Kitap Hakkında
Kaan GÖKTAŞ'ın kaleminden nefes kesen Distopik Bir Roman
***
Toplum çeşitli sınıflara ayrılmıştı; mesleklerini evden yürütebilenler en ayrıcalıklı gruptu. Eskinin beyaz yakalıları, öğretmenler, veri analistleri, yazılım mühendisleri, uygulama geliştiriciler, sanatçılar, gazeteciler, ekonomistler, psikologlar, psikiyatristler, terapistler, pedagoglar, mimar ve mühendisler, metin yazarları, içerik geliştiricileri, grafikerler, görsel yönetmenler, televizyoncular, bankacılar, politikacılar, bürokratlar, falcılar, kamu personelleri, müşteri temsilcileri, iletişim uzmanları, avukatlar, hâkim ve savcılar... Akla gelebilen, evden çalışılabilecek tüm sektör ve iş dalları bu şekilde yürütülüyordu. Bu kesimin evlerinden dışarı çıkmaları çok katı yasaklara bağlanmıştı. Sadece evden çıkmak değil, ev içinde aile bireylerinden başka bir kişinin bulunması, örneğin misafir gelmesi de kesinlikle yasaktı. Çok gerekli durumlarda, örneğin eve tamir amacıyla birilerinin gelmesi gerekiyorsa çok sıkı kurallar uygulanıyordu.
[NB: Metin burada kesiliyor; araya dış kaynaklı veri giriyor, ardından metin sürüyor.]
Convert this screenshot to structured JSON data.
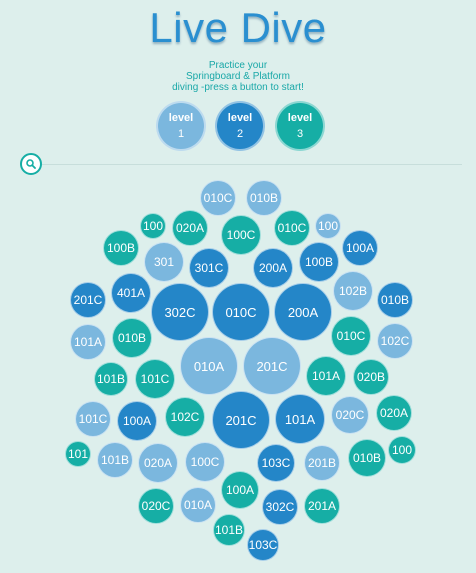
{
  "header": {
    "title": "Live Dive",
    "subtitle_lines": [
      "Practice your",
      "Springboard & Platform",
      "diving -press a button to start!"
    ]
  },
  "levels": [
    {
      "label": "level",
      "number": "1",
      "color": "#7bb7de"
    },
    {
      "label": "level",
      "number": "2",
      "color": "#2486c8"
    },
    {
      "label": "level",
      "number": "3",
      "color": "#16aea5"
    }
  ],
  "search": {
    "icon": "search-icon"
  },
  "colors": {
    "light": "#7bb7de",
    "dark": "#2486c8",
    "teal": "#16aea5"
  },
  "dives": [
    {
      "code": "010C",
      "color": "light"
    },
    {
      "code": "010B",
      "color": "light"
    },
    {
      "code": "100",
      "color": "teal"
    },
    {
      "code": "020A",
      "color": "teal"
    },
    {
      "code": "100C",
      "color": "teal"
    },
    {
      "code": "010C",
      "color": "teal"
    },
    {
      "code": "100",
      "color": "light"
    },
    {
      "code": "100B",
      "color": "teal"
    },
    {
      "code": "301",
      "color": "light"
    },
    {
      "code": "301C",
      "color": "dark"
    },
    {
      "code": "200A",
      "color": "dark"
    },
    {
      "code": "100B",
      "color": "dark"
    },
    {
      "code": "100A",
      "color": "dark"
    },
    {
      "code": "201C",
      "color": "dark"
    },
    {
      "code": "401A",
      "color": "dark"
    },
    {
      "code": "302C",
      "color": "dark"
    },
    {
      "code": "010C",
      "color": "dark"
    },
    {
      "code": "200A",
      "color": "dark"
    },
    {
      "code": "102B",
      "color": "light"
    },
    {
      "code": "010B",
      "color": "dark"
    },
    {
      "code": "101A",
      "color": "light"
    },
    {
      "code": "010B",
      "color": "teal"
    },
    {
      "code": "010C",
      "color": "teal"
    },
    {
      "code": "102C",
      "color": "light"
    },
    {
      "code": "010A",
      "color": "light"
    },
    {
      "code": "201C",
      "color": "light"
    },
    {
      "code": "101B",
      "color": "teal"
    },
    {
      "code": "101C",
      "color": "teal"
    },
    {
      "code": "101A",
      "color": "teal"
    },
    {
      "code": "020B",
      "color": "teal"
    },
    {
      "code": "101C",
      "color": "light"
    },
    {
      "code": "100A",
      "color": "dark"
    },
    {
      "code": "102C",
      "color": "teal"
    },
    {
      "code": "201C",
      "color": "dark"
    },
    {
      "code": "101A",
      "color": "dark"
    },
    {
      "code": "020C",
      "color": "light"
    },
    {
      "code": "020A",
      "color": "teal"
    },
    {
      "code": "101",
      "color": "teal"
    },
    {
      "code": "101B",
      "color": "light"
    },
    {
      "code": "020A",
      "color": "light"
    },
    {
      "code": "100C",
      "color": "light"
    },
    {
      "code": "103C",
      "color": "dark"
    },
    {
      "code": "201B",
      "color": "light"
    },
    {
      "code": "010B",
      "color": "teal"
    },
    {
      "code": "100",
      "color": "teal"
    },
    {
      "code": "100A",
      "color": "teal"
    },
    {
      "code": "020C",
      "color": "teal"
    },
    {
      "code": "010A",
      "color": "light"
    },
    {
      "code": "302C",
      "color": "dark"
    },
    {
      "code": "201A",
      "color": "teal"
    },
    {
      "code": "101B",
      "color": "teal"
    },
    {
      "code": "103C",
      "color": "dark"
    }
  ]
}
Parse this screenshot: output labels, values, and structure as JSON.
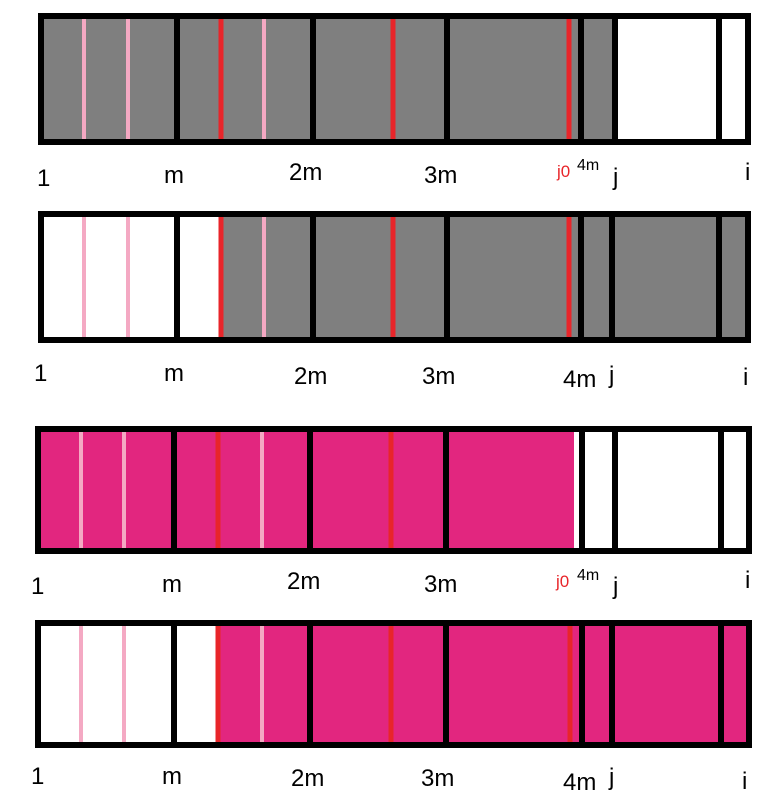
{
  "colors": {
    "gray_fill": "#7f7f7f",
    "magenta_fill": "#e2267f",
    "white_fill": "#ffffff",
    "border": "#000000",
    "red_divider": "#e8252a",
    "pink_divider": "#f4a9c3",
    "red_label": "#e8252a"
  },
  "diagrams": [
    {
      "labels": {
        "one": "1",
        "m": "m",
        "two_m": "2m",
        "three_m": "3m",
        "j0": "j0",
        "four_m": "4m",
        "j": "j",
        "i": "i"
      }
    },
    {
      "labels": {
        "one": "1",
        "m": "m",
        "two_m": "2m",
        "three_m": "3m",
        "four_m": "4m",
        "j": "j",
        "i": "i"
      }
    },
    {
      "labels": {
        "one": "1",
        "m": "m",
        "two_m": "2m",
        "three_m": "3m",
        "j0": "j0",
        "four_m": "4m",
        "j": "j",
        "i": "i"
      }
    },
    {
      "labels": {
        "one": "1",
        "m": "m",
        "two_m": "2m",
        "three_m": "3m",
        "four_m": "4m",
        "j": "j",
        "i": "i"
      }
    }
  ]
}
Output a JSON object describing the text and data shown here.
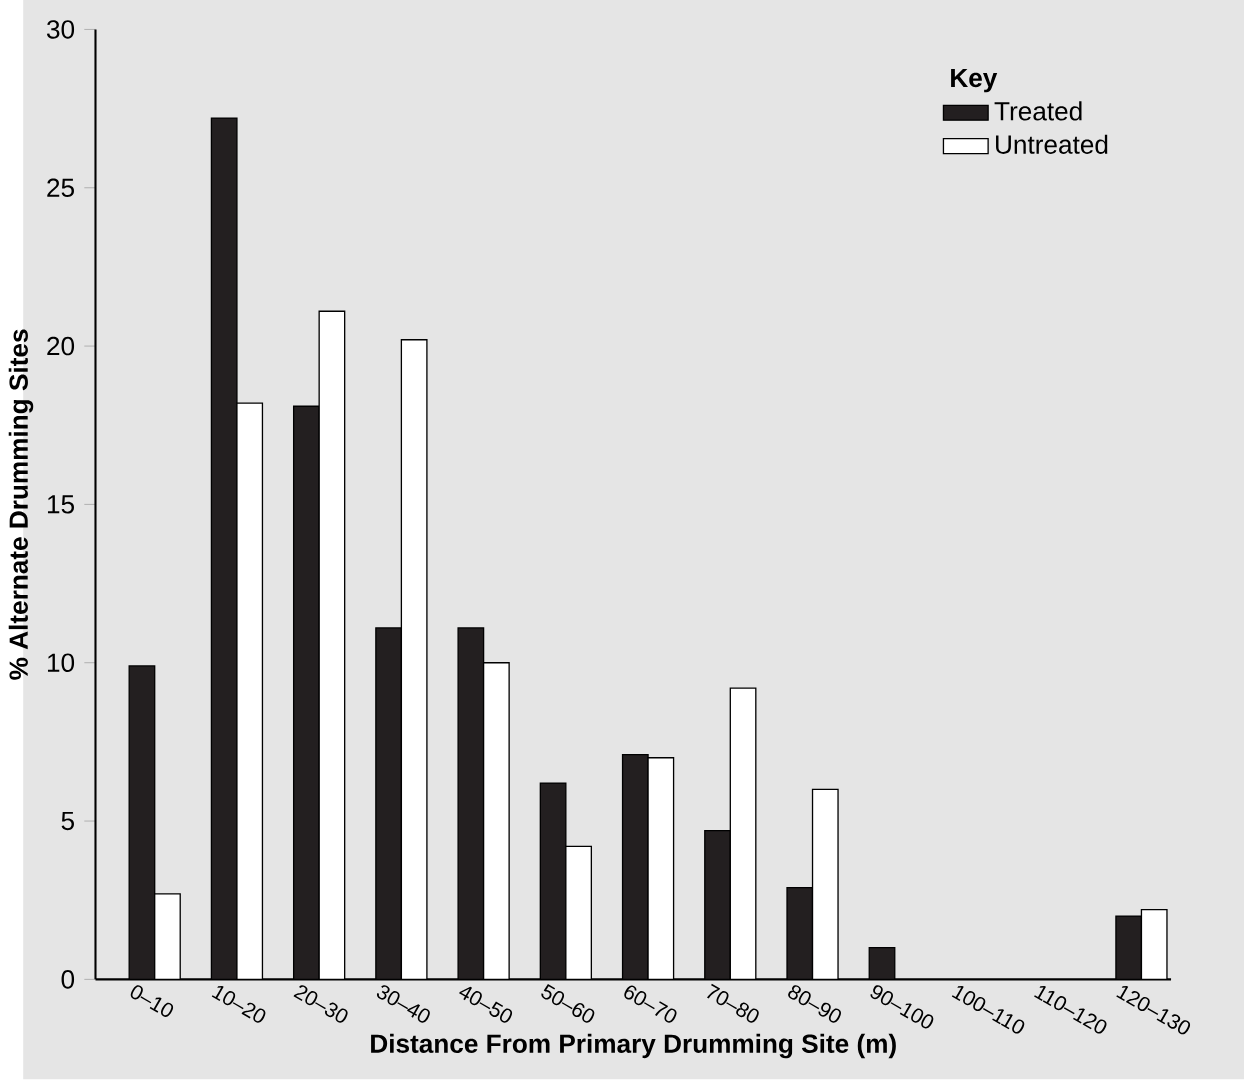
{
  "chart_data": {
    "type": "bar",
    "xlabel": "Distance From Primary Drumming Site (m)",
    "ylabel": "% Alternate Drumming Sites",
    "legend_title": "Key",
    "categories": [
      "0–10",
      "10–20",
      "20–30",
      "30–40",
      "40–50",
      "50–60",
      "60–70",
      "70–80",
      "80–90",
      "90–100",
      "100–110",
      "110–120",
      "120–130"
    ],
    "series": [
      {
        "name": "Treated",
        "color": "#231f20",
        "values": [
          9.9,
          27.2,
          18.1,
          11.1,
          11.1,
          6.2,
          7.1,
          4.7,
          2.9,
          1.0,
          null,
          null,
          2.0
        ]
      },
      {
        "name": "Untreated",
        "color": "#ffffff",
        "values": [
          2.7,
          18.2,
          21.1,
          20.2,
          10.0,
          4.2,
          7.0,
          9.2,
          6.0,
          null,
          null,
          null,
          2.2
        ]
      }
    ],
    "ylim": [
      0,
      30
    ],
    "yticks": [
      0,
      5,
      10,
      15,
      20,
      25,
      30
    ],
    "grid": false,
    "legend": "top right"
  }
}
Evde bozulan bir cihaz varsa önce arızanın kaynağını tespit edip, mümkünse kendi kendine onarmaya çalışmak gerekiyordu. Evde bulunabilecek her türlü eşyanın, elektronik olsun olmasın her türlü cihazın neden arızalanıp, nasıl onarılabileceğine dair ayrıntılı uygulamalı videolar vardı, duvar boyamanın ya da koltuk kaplamanın nasıl yapılabileceğini gösteren, kırılan camı değiştirmenin ya da bozulan musluğu tamir etmenin nasıl yapılacağını gösteren videolar da... Eğer bunlar yeterli gelmezse, firmaların kendi bünyesindeki ya da özel hizmet veren teknik danışmanlara video konferans yöntemiyle bağlanıp, onların yönlendirmeleriyle sorun çözülmeye çalışılırdı. Son çare, bozulan ya da kırılan şeyin yenisini almaktı. Eğer bu da mümkün olmazsa, başvuru oluşturarak eve tamirci gelmesini talep edebilirdiniz. Başvuru kabul edilirse belirlenen gün ve saatte ev halkı evin karantina odasına kapanır, astronot kıyafetleriyle eve gelen tamircinin işini bitirip gitmesini beklerdi.